Although these orders can be useful to day traders, they probably won't be of much to use to the average trader. I would also be a little careful using some of these orders. I have doubts as to whether some of these orders would get executed in fast market conditions and am not fully confident in the broker's ability to generally handle these orders.

  • $ Trailing Stop. A stop order which adjusts with market prices in order to lock in profits on a trade. For example, if the market is trading at $35.50 and you enter a trailing stop $0.50 below the market then the stop order is currently at $35.00. If the market moves up to $35.60 then the stop order is automatically raised to $35.10.

  • % Trailing Stop. A trailing stop order which trails the market by a stated percent of the price.

  • Immediate of cancel (IOC). An order that calls for immediate execution and any portion not executed is cancelled immediately.

  • All-or-none (AON). An order that must be filled in its entirety. There are no partial fills.

  • Kill-or-fill (FOK). An order that must be filled in its entirety or immediately killed.

  • One-cancels-other (OCO). This order is also known as "order-cancels-order". You can think of these as bracket orders. Suppose you buy a stock at $52 and want to sell it at either $53 for a gain, or $51 to limit your loss. You could enter an OCO order to do this so when one order gets filled it will cancel the other order.

  • Do not reduce (DNR). This order specifies that the buyer doesn't want the order price to be adjusted for dividends when the stock goes ex-dividend.

  • One-triggers-other (OTO). An order which triggers another order. An example would be if you want a stop order entered right after a trade is executed.

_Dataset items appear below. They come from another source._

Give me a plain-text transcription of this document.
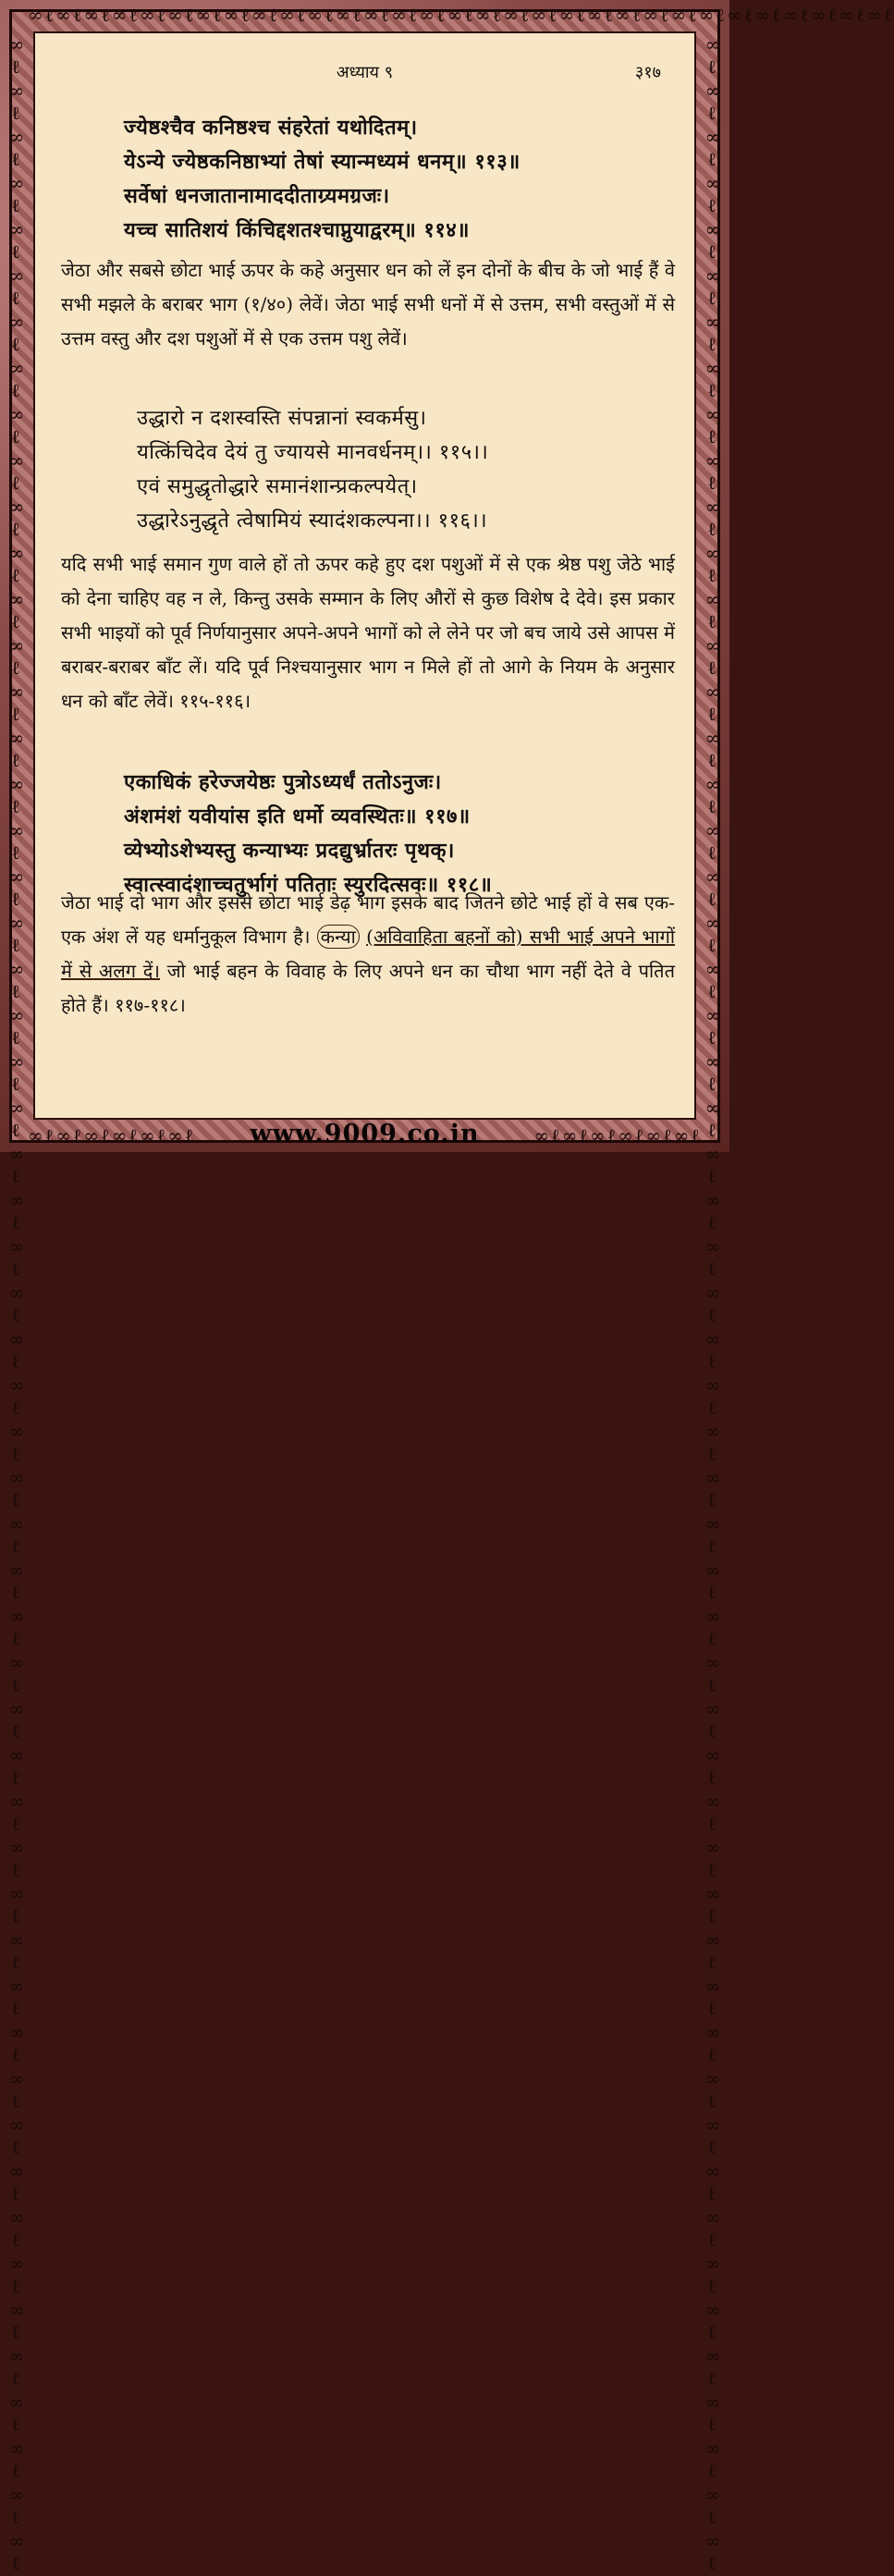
∞ℓ∞ℓ∞ℓ∞ℓ∞ℓ∞ℓ∞ℓ∞ℓ∞ℓ∞ℓ∞ℓ∞ℓ∞ℓ∞ℓ∞ℓ∞ℓ∞ℓ∞ℓ∞ℓ∞ℓ∞ℓ∞ℓ∞ℓ∞ℓ∞ℓ∞ℓ∞ℓ∞ℓ∞ℓ∞ℓ∞ℓ
∞ℓ∞ℓ∞ℓ∞ℓ∞ℓ∞ℓ∞ℓ∞ℓ∞ℓ∞ℓ∞ℓ∞ℓ∞ℓ∞ℓ∞ℓ∞ℓ∞ℓ∞ℓ∞ℓ∞ℓ∞ℓ∞ℓ∞ℓ∞ℓ∞ℓ∞ℓ∞ℓ∞ℓ∞ℓ∞ℓ∞ℓ∞ℓ∞ℓ∞ℓ∞ℓ∞ℓ∞ℓ∞ℓ∞ℓ∞ℓ∞ℓ∞ℓ∞ℓ∞ℓ∞ℓ∞ℓ∞ℓ∞ℓ∞ℓ∞ℓ∞ℓ∞ℓ∞ℓ∞ℓ∞ℓ	∞ℓ∞ℓ∞ℓ∞ℓ∞ℓ∞ℓ∞ℓ∞ℓ∞ℓ∞ℓ∞ℓ∞ℓ∞ℓ∞ℓ∞ℓ∞ℓ∞ℓ∞ℓ∞ℓ∞ℓ∞ℓ∞ℓ∞ℓ∞ℓ∞ℓ∞ℓ∞ℓ∞ℓ∞ℓ∞ℓ∞ℓ∞ℓ∞ℓ∞ℓ∞ℓ∞ℓ∞ℓ∞ℓ∞ℓ∞ℓ∞ℓ∞ℓ∞ℓ∞ℓ∞ℓ∞ℓ∞ℓ∞ℓ∞ℓ∞ℓ∞ℓ∞ℓ∞ℓ∞ℓ∞ℓ
∞ℓ∞ℓ∞ℓ∞ℓ∞ℓ∞ℓ	∞ℓ∞ℓ∞ℓ∞ℓ∞ℓ∞ℓ
अध्याय ९	३१७
ज्येष्ठश्चैव कनिष्ठश्च संहरेतां यथोदितम्।
येऽन्ये ज्येष्ठकनिष्ठाभ्यां तेषां स्यान्मध्यमं धनम्॥ ११३॥
सर्वेषां धनजातानामाददीताग्र्यमग्रजः।
यच्च सातिशयं किंचिद्दशतश्चाप्नुयाद्वरम्॥ ११४॥
जेठा और सबसे छोटा भाई ऊपर के कहे अनुसार धन को लें इन दोनों के बीच के जो भाई हैं वे सभी मझले के बराबर भाग (१/४०) लेवें। जेठा भाई सभी धनों में से उत्तम, सभी वस्तुओं में से उत्तम वस्तु और दश पशुओं में से एक उत्तम पशु लेवें।
उद्धारो न दशस्वस्ति संपन्नानां स्वकर्मसु।
यत्किंचिदेव देयं तु ज्यायसे मानवर्धनम्।। ११५।।
एवं समुद्धृतोद्धारे समानंशान्प्रकल्पयेत्।
उद्धारेऽनुद्धृते त्वेषामियं स्यादंशकल्पना।। ११६।।
यदि सभी भाई समान गुण वाले हों तो ऊपर कहे हुए दश पशुओं में से एक श्रेष्ठ पशु जेठे भाई को देना चाहिए वह न ले, किन्तु उसके सम्मान के लिए औरों से कुछ विशेष दे देवे। इस प्रकार सभी भाइयों को पूर्व निर्णयानुसार अपने-अपने भागों को ले लेने पर जो बच जाये उसे आपस में बराबर-बराबर बाँट लें। यदि पूर्व निश्चयानुसार भाग न मिले हों तो आगे के नियम के अनुसार धन को बाँट लेवें। ११५-११६।
एकाधिकं हरेज्जयेष्ठः पुत्रोऽध्यर्धं ततोऽनुजः।
अंशमंशं यवीयांस इति धर्मो व्यवस्थितः॥ ११७॥
व्येभ्योऽशेभ्यस्तु कन्याभ्यः प्रदद्युर्भ्रातरः पृथक्।
स्वात्स्वादंशाच्चतुर्भागं पतिताः स्युरदित्सवः॥ ११८॥
जेठा भाई दो भाग और इससे छोटा भाई डेढ़ भाग इसके बाद जितने छोटे भाई हों वे सब एक-एक अंश लें यह धर्मानुकूल विभाग है। कन्या (अविवाहिता बहनों को) सभी भाई अपने भागों में से अलग दें। जो भाई बहन के विवाह के लिए अपने धन का चौथा भाग नहीं देते वे पतित होते हैं। ११७-११८।
www.9009.co.in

  • At the close. Some people refer to this order as a "market on close" (MOC) order. This order is useful when you think the market will be tanking at the end of the day and you want to get in before the close so you will have a position in the market before the market opens the following day. It is particularly useful if you are afraid the market might gap at the open the next day or if there is news being released after close the same day.

  • Reserve Order. Placing a reserve order enables you to hide the actual size of your order from the market. This can be useful if you think your order is large enough to scare off buyers. With reserve orders, you specify both a display and non-display quantity. Only the display quantity of the order will be visible to the market. As the display quantity is filled, it will be replenished from the invisible portion of your order until the order is completely filled. Many times, reserve orders are available only as day orders and also can only be entered only through ECNs.

There are also combinations of these orders, such as an "Order-triggers-OCO" in which execution of an order activates an OCO order.

Orders - Length of time

  • Day order vs. Good-till-canceled (GTC). Some brokers, like E*Trade, have GTC orders set to expire in 60 days. This is because the broker doesn't want you entering a good-till-canceled order, forget about it and have it hit a year later when you forgot to cancel it. Some brokers, like TD Ameritrade, let you specify the specific day on which you want your GTC orders to expire.

  • Regular session or Extended Hours or both. Some brokers let you specify whether you want your order to be for the regular session, after-hours session, or both. Some brokers, like TD Ameritrade, even also let you specify whether you want your extended hours orders to active before-the-open only, after-the-close only, or both.

Not all of these order types will be offered by every online broker (i.e. Ameritrade, E*Trade, Scottrade, OptionsHouse, OptionsXpress, TradeKing, Interactive Brokers, Zecco, Schwab, and Fidelity).